Occasional public reports stating that singani and its cousin pisco are a “fiery brandy” that makes a “potent cocktail” are probably referring to local moonshine. Fiery tastes are due to fusel oils and other contaminants characteristic of raw unregulated liquor. Singani has no detectable fusel and actually must taste smooth according to its legal profile. As far as potency goes, singani is bottled at 80 proof and has the same ethanol content as most other liquors on the market.

==Producers and brands==

There are 3 major singani manufacturers, several medium producers, and a host of small operations. Only the three majors have the reach to supply the entire country, medium suppliers typically cover a particular region, and small firms specialize in very local markets.

SAIV is a large agro-industrial conglomerate with multiple interests and produces Bolivia's Casa Real brand. Family-owned Bodegas Kuhlmann distills two lines of singani, Los Parrales and Tres Estrellas. A publicly traded company, La Concepción, produces the Rujero brand. Together, these three account for most consumption of singani.

Medium level producers are SAGIC with the San Pedro de Oro brand, the Sociedad San Rafael with the Sausini brand, Bodegas Kohlberg with the La Cabana brand, Casa de Plata with the Valluno brand, and singani Ocho Estrellas.

Many Bolivian producers tier their brands with colors, black, red, blue, to reach different markets, much the way whisky producer Johnnie Walker does. In 2004, 4 million bottles of singani were produced by the industry. The amount of production is constrained by the size of the market and by the amount of acreage under cultivation, and is ultimately constrained by the amount of suitable land within the domain. By the year 2010 total acreage in vineyards was between 12,000 and 13,000 acres which includes all uses of grapes, table, wine, and singani.

==International awards==

Beginning in the year 2005, singani producers, notably Bodegas Kuhlmann, have made a concerted effort to enter international competition.

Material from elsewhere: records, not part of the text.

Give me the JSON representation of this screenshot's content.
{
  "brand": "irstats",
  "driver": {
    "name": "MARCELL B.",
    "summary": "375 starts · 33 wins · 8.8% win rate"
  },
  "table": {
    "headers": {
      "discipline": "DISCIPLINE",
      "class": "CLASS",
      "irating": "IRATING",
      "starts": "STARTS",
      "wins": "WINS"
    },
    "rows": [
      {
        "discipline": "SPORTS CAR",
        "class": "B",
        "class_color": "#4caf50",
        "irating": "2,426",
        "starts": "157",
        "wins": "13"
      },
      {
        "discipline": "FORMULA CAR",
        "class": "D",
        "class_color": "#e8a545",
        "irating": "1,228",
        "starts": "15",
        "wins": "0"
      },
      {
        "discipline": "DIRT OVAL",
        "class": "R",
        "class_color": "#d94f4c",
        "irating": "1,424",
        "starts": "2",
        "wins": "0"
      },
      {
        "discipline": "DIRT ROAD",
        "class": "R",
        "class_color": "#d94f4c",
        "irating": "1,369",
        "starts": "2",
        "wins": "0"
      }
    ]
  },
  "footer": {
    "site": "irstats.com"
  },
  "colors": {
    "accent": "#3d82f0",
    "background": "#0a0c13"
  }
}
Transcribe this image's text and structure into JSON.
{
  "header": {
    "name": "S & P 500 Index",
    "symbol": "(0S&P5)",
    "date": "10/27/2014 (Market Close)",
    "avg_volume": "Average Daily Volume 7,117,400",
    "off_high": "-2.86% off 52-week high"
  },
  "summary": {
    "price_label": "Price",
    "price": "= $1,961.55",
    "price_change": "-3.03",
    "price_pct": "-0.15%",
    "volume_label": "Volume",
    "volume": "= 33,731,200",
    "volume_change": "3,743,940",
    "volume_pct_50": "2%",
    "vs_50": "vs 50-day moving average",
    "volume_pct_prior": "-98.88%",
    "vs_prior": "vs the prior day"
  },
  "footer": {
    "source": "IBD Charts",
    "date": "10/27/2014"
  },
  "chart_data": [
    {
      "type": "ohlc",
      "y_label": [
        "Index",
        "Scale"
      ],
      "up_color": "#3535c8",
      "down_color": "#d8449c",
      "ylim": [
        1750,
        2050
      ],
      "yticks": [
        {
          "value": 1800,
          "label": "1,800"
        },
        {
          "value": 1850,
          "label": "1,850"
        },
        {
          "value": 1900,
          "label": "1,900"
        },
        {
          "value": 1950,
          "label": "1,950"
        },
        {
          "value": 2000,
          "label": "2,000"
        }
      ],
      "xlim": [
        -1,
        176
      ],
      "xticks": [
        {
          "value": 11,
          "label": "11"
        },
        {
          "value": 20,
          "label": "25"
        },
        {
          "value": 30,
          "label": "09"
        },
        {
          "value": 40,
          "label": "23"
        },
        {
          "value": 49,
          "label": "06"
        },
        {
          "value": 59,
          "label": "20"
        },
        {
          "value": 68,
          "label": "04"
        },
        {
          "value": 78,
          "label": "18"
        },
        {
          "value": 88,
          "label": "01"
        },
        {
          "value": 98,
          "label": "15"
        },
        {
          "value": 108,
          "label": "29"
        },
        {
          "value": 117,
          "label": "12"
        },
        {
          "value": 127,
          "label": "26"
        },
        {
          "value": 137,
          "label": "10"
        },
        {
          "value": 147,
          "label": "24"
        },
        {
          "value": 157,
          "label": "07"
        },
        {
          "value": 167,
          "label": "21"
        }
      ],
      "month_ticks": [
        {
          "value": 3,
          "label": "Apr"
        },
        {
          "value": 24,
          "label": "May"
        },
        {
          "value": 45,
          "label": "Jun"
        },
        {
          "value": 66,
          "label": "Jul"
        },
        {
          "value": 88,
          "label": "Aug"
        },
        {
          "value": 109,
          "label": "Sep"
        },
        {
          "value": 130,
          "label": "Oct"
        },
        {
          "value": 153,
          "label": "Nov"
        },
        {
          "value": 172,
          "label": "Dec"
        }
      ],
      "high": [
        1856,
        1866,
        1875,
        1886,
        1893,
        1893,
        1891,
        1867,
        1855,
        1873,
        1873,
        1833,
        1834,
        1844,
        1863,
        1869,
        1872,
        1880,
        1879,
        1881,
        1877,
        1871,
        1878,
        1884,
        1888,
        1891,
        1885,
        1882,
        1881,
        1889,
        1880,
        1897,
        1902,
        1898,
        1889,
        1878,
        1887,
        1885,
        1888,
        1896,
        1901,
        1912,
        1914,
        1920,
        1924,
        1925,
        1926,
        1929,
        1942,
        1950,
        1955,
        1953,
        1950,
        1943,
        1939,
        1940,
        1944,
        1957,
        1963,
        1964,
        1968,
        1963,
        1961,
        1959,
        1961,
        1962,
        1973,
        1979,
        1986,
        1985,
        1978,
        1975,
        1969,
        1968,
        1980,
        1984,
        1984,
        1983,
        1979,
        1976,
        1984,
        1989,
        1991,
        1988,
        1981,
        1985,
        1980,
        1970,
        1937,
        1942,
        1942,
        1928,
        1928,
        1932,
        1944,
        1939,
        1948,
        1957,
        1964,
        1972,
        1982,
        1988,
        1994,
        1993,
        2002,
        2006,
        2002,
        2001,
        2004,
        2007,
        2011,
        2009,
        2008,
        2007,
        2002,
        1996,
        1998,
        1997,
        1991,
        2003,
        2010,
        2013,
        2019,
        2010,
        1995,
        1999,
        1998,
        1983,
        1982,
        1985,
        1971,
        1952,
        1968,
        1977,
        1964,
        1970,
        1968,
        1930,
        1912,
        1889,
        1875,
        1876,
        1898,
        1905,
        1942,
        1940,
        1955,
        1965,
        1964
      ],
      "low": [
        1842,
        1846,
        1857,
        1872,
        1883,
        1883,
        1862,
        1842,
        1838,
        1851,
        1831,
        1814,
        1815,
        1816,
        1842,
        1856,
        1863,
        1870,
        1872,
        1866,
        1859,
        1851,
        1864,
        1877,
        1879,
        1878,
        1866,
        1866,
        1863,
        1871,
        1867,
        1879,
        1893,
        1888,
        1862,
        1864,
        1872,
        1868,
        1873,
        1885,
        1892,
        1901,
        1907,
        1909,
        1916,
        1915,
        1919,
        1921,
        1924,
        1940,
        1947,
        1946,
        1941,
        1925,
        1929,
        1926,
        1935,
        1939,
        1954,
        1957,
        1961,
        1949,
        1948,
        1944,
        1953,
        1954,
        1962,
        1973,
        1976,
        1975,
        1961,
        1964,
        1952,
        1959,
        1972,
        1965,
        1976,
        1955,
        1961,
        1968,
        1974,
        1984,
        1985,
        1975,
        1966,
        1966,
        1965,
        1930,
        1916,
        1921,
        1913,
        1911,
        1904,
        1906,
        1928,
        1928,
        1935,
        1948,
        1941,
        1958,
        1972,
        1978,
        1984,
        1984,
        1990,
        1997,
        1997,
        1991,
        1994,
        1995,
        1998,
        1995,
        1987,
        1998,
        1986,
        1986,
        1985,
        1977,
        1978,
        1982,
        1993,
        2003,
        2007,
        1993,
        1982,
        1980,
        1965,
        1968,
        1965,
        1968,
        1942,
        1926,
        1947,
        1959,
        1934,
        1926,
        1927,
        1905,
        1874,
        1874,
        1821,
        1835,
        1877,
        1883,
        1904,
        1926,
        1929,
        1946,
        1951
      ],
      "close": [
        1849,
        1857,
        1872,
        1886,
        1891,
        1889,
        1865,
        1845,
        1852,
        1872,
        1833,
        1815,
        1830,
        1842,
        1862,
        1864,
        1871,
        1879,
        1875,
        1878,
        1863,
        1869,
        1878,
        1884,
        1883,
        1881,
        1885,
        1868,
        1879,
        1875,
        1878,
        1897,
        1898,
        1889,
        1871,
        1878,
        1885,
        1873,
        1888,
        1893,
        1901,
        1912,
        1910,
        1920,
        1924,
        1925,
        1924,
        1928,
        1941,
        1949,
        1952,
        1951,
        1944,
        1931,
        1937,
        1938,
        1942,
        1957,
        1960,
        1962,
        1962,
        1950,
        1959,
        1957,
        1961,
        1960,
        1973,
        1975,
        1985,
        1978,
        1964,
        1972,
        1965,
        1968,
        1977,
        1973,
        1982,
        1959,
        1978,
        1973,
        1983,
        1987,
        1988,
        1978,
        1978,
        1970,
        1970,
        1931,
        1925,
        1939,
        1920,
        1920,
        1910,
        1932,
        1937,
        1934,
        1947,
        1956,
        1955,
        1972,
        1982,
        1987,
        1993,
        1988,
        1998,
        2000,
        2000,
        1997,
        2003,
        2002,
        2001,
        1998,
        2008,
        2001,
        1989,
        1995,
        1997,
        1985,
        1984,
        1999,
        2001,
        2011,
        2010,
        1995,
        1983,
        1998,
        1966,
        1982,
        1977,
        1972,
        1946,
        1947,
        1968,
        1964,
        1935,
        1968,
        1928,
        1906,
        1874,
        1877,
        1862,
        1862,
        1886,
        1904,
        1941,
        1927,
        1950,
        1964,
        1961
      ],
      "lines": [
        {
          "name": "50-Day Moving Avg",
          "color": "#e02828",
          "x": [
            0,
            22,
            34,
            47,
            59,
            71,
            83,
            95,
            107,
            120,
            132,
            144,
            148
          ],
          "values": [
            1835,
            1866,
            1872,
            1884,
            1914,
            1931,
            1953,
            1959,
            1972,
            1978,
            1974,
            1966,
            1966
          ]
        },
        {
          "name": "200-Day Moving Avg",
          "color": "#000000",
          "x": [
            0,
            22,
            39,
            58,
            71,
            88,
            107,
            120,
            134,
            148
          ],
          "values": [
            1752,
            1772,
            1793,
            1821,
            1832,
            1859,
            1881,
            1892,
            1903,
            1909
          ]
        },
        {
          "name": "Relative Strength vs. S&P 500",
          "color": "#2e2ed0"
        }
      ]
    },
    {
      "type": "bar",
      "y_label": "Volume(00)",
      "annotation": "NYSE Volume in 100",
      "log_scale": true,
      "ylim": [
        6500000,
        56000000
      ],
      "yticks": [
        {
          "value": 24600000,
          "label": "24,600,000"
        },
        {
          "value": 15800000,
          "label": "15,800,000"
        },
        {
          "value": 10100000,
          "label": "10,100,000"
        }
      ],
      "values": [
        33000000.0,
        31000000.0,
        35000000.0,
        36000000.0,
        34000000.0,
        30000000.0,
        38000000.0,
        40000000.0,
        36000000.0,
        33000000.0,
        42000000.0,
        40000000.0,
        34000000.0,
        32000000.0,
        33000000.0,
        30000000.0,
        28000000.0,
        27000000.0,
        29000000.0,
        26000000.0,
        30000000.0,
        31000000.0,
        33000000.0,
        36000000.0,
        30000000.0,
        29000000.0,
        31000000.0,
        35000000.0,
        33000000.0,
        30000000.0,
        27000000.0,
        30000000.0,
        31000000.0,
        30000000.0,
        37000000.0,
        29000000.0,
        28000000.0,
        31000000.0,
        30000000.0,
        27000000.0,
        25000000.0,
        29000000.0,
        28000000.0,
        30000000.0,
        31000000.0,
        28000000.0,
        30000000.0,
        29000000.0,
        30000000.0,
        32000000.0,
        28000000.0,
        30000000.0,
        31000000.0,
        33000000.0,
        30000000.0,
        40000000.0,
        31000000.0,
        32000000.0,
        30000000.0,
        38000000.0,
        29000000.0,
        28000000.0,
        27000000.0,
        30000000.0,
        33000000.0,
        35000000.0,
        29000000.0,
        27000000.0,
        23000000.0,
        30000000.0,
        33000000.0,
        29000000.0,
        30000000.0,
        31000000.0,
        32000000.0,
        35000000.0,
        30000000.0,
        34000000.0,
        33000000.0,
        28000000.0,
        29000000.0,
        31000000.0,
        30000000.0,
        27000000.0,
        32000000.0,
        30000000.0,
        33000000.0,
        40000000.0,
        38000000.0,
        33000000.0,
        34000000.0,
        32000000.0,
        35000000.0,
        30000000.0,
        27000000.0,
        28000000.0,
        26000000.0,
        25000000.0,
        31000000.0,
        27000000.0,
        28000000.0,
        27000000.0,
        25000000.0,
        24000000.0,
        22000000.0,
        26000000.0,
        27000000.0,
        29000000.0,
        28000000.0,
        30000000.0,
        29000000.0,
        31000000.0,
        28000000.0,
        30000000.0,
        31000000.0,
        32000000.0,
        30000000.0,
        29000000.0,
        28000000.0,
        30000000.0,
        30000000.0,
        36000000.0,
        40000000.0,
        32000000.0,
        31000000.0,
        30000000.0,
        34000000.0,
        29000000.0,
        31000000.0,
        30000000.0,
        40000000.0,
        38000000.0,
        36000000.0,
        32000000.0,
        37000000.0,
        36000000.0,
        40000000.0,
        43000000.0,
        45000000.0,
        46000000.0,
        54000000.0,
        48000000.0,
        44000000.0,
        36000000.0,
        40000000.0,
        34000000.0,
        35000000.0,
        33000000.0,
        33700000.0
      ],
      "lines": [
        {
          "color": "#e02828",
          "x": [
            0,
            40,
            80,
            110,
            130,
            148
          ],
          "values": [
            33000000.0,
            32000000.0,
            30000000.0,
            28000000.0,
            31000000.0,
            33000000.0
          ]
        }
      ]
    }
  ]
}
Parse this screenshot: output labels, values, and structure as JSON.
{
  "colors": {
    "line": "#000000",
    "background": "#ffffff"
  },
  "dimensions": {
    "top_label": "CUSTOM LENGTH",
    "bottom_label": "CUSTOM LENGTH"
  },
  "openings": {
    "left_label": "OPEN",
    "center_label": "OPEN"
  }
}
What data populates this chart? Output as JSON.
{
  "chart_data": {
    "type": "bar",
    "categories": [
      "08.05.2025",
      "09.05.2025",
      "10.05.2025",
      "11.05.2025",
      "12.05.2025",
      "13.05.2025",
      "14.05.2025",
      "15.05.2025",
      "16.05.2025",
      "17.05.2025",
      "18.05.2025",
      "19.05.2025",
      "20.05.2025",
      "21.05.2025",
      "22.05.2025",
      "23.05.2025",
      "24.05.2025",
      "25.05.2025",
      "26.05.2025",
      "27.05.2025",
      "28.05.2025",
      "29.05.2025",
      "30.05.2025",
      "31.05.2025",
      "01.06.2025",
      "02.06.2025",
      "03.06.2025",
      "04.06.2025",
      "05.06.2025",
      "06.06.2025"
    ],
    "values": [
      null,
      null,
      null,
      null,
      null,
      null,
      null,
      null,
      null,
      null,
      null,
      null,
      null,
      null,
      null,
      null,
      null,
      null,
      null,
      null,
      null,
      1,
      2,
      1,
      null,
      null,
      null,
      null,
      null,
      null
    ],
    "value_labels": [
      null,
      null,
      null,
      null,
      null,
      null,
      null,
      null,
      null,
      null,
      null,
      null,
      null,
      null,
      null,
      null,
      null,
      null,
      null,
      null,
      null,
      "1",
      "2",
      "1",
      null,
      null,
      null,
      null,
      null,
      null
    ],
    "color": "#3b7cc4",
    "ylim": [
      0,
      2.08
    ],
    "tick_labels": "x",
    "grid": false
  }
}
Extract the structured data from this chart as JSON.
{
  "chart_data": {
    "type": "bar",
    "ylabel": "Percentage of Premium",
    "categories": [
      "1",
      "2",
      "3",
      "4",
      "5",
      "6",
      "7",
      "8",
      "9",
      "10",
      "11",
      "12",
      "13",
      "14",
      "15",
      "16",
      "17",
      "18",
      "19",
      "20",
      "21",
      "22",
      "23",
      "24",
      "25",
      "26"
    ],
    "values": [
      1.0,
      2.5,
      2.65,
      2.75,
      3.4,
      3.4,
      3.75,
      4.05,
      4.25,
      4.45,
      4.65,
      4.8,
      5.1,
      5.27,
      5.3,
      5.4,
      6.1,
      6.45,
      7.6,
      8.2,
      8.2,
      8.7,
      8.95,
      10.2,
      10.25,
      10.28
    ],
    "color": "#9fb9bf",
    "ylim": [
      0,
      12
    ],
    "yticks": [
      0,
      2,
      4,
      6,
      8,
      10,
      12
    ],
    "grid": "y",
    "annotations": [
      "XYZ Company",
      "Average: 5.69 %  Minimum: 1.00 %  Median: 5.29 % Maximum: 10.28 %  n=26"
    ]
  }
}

The industry has focused on professional non-commercial contests such as the Concours Mondial de Bruxelles and those sponsored by the French Oenologists Union. Nine gold and grand gold medals have been awarded at the international level in seven consecutive years to this small industry.

==Use==

Since its inception in the mid- to late 1500s, singani has been often drunk as is, cocktail culture only being introduced in the 19th Century. However, around the year 1608, in the cold environment of mines located above 14,000 feet, Potosi miners mixed hot milk with singani and spices and called it sucumbé, a name of possible African origin, and the oldest singani mixed drink known.

Sometime in the 1800s railroad engineers from Britain and America began to lay down track in the Andes nations including Bolivia. A 19th century favorite back home in Britain was “gin on gin” or gin with alcoholic ginger beer. Unable to get either one in-country, British expatriates improvised with singani and whatever bubbly came to hand. The railroad term “shoofly” (perhaps from “short fly”) refers to a short length of track built as a temporary expedient to the main line and is slang for “workaround”. Singani and bubbly beverage was thus dubbed a “shoofly”. Being unpronounceable to locals it emerged as “chuflay”, which is still the favorite cocktail based on singani. Other traditional mixes are the “yungueño”, tumbo (banana passionfruit) cocktail, and “té con té”, which signifies "tea with trago", that is, hot tea with "trago" (an alcoholic drink), either singani or straight cane alcohol. This proto "mixed drink" was an essential part of the long trips in the mountains in unheated buses, and still has its fans even in the tropical parts of Bolivia.

Singani is wildly popular at national festivals, most notably Saint John's Eve and the annual Virgen del Socavón carnival (Carnaval de Oruro). Singani is also the traditional drink at weddings, religious holidays, birthday parties, and other celebrations. A common pastime is to play “cacho”, a cup and dice game similar to yahtzee or generala, while drinking singani either as a penalty or reward depending on the players’ mood.